Les conservateurs se targuent d'avoir trouvé, dans les petits dons, la recette à succès du financement de parti, mais une récente analyse démontre qu'ils peuvent surtout compter sur le plus grand nombre de donateurs versant le montant maximal.

Steve Rennie et Stephanie Levitz LA PRESSE CANADIENNE

Un examen des contributions politiques effectué par La Presse Canadienne révèle que le Parti conservateur a engrangé plus de dons maximaux de 1100 $ par année que tout autre parti fédéral.

Quelque 12 000 personnes ont ainsi versé cette somme maximale aux conservateurs depuis 2007, ajoutant plus de 13 millions $ aux coffres du parti.

Du côté des libéraux, ils ont été 7500 à en faire autant, tandis que pour le Nouveau Parti démocratique (NPD), ce chiffre baisse à 1700. Le Parti libéral a ainsi empoché environ 10 millions $ et les néo-démocrates, plus de 2 millions $.

Élaborer des stratégies pour afficher une performance semblable à celle des conservateurs sera la principale tâche des partis de l'opposition au cours des prochaines années.

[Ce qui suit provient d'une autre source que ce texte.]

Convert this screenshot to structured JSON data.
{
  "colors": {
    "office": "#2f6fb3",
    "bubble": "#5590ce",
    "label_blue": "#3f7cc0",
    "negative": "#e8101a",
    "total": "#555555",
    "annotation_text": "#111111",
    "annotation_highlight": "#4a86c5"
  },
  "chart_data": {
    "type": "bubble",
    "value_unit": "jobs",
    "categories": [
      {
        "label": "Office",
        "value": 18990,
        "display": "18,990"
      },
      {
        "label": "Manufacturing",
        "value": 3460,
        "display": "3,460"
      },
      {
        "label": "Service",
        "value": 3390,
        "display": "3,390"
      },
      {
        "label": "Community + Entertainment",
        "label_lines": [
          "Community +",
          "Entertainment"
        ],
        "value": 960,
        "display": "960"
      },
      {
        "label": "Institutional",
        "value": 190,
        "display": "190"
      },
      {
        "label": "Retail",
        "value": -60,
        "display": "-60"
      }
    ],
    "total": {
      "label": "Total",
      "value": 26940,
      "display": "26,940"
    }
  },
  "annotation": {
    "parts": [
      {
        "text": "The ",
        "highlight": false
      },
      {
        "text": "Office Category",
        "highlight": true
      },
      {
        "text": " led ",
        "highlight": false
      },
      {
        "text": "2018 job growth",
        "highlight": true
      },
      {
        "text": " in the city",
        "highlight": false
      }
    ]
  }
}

Le parti de Stephen Harper, majoritaire aux Communes, s'affaire désormais à respecter sa promesse électorale de couper les subventions aux partis. Cette politique du deux dollars versés aux partis par vote reçu était la mère nourricière des politiques fédérales depuis 2004.

Dès l'an prochain, cette subvention sera réduite à 1,50 $, avant de descendre à 1 $ en 2013 et à 50 cents en 2014. La prochaine fois que les Canadiens seront appelés aux urnes, la subvention sera totalement abolie.

Les conservateurs avaient par ailleurs rabaissé à 1100 $ les dons permis à titre personnel, une somme qui avait été fixée à 5000 $ par le passé.

Certains ont suggéré que le plafond du don individuel pourrait être rehaussé à nouveau une fois la subvention par vote éliminée.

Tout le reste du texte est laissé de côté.